Generational attitudes are shifting. According to the STEP report, 40% of practitioners believe NextGen clients are more concerned about leaving a positive legacy, while 37% say they are more focused on wealth inequality than previous generations. Younger wealth holders are less motivated by tax reliefs and more by measurable impact, favouring lifetime giving and ESG-aligned investments over traditional bequests.

This broader sense of social responsibility is also reflected in other areas of wealth planning.

Yet trustees continue to navigate evolving expectations. Almost a quarter of private client practitioners believe existing trust legislation limits socially responsible or impact investments, with 14% calling for reform to allow greater flexibility for purpose-led wealth management. This highlights the importance of continued education, collaboration and advocacy across the sector.

Building confidence through conversation

The STEP research also revealed that only 4% of clients communicate “very effectively” with their families about their wealth and succession planning. Trustees can help close this gap by fostering open discussions about values, governance and philanthropy, encouraging families to consider not only how they want to give, but why.
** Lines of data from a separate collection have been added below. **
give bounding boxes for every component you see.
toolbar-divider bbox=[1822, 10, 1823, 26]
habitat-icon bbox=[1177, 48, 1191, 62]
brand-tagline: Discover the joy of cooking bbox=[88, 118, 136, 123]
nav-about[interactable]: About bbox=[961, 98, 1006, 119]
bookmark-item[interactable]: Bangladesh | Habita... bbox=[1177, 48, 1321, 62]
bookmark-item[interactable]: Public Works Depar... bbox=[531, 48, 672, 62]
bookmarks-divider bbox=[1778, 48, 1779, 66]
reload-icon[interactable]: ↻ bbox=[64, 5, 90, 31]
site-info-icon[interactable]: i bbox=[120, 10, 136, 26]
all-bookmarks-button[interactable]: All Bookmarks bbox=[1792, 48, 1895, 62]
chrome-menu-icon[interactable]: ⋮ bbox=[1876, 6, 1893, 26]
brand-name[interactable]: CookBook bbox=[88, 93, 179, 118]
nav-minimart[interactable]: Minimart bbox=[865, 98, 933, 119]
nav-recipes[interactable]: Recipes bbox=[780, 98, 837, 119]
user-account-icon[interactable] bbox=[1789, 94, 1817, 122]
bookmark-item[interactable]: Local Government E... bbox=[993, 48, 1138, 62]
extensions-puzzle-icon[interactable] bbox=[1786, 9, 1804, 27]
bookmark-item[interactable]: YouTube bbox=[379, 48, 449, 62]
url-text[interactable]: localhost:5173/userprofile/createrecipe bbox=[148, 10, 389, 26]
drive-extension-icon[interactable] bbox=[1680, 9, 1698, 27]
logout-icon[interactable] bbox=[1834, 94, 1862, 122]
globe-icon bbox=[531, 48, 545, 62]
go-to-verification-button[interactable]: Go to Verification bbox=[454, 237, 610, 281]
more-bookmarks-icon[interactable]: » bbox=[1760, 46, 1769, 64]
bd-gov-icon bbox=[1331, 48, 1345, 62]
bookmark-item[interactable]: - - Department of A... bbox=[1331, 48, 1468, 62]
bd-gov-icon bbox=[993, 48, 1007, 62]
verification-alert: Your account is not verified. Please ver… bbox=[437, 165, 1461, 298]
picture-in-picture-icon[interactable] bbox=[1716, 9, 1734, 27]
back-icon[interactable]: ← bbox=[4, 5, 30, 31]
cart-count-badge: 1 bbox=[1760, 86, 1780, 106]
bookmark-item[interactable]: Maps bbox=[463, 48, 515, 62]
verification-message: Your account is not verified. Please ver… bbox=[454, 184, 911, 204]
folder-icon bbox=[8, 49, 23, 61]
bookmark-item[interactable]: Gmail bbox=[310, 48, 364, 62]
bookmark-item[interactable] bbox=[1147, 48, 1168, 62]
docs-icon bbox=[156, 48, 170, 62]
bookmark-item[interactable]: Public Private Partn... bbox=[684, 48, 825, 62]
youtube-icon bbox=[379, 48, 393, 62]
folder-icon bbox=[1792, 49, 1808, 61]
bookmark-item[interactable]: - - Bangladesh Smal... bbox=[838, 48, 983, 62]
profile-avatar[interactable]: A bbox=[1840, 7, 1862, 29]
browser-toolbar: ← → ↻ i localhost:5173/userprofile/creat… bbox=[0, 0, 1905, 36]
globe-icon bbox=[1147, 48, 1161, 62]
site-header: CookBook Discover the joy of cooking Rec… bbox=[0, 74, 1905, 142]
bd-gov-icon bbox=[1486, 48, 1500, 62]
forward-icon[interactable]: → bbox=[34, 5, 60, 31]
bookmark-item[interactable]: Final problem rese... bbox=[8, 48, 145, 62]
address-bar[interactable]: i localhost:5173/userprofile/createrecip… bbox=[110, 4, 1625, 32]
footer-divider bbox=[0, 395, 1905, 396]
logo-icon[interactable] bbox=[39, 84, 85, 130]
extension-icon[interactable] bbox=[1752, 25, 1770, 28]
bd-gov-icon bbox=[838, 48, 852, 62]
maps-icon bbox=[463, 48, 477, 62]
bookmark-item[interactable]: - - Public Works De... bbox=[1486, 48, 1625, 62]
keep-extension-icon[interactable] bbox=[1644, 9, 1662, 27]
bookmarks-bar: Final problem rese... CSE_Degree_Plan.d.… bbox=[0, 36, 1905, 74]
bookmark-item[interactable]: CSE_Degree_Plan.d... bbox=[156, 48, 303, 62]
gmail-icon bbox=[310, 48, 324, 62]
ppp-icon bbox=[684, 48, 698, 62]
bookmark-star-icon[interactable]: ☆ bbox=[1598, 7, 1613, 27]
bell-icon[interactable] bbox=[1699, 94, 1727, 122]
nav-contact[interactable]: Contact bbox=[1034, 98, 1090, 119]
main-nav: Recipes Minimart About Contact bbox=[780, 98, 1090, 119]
These conversations can unite generations around shared purpose, providing a common framework for decision-making and helping preserve family harmony. In doing so, trustees support both financial stewardship and the emotional continuity of wealth.

The role of trustees

Trustees are uniquely positioned to balance objectivity with insight into family dynamics and long-term goals. Their role extends beyond structuring assets, it’s about enabling purpose. Drawing on their networks, international experience and understanding of charitable and regulatory frameworks, trustees can help families identify the most suitable vehicles for their giving, from charitable trusts and foundations to donor-advised funds.

Their cross-jurisdictional expertise allows them to manage complex global considerations while maintaining transparency and compliance. This combination of technical precision and personal understanding ensures that giving remains efficient, values-led and resilient over time.

Both the Barclays and STEP reports point to a clear appetite for more purposeful wealth management. The real opportunity now lies in helping families put that purpose into practice. By combining professional rigour with empathy and foresight, trustees can turn generosity into a legacy that endures across generations.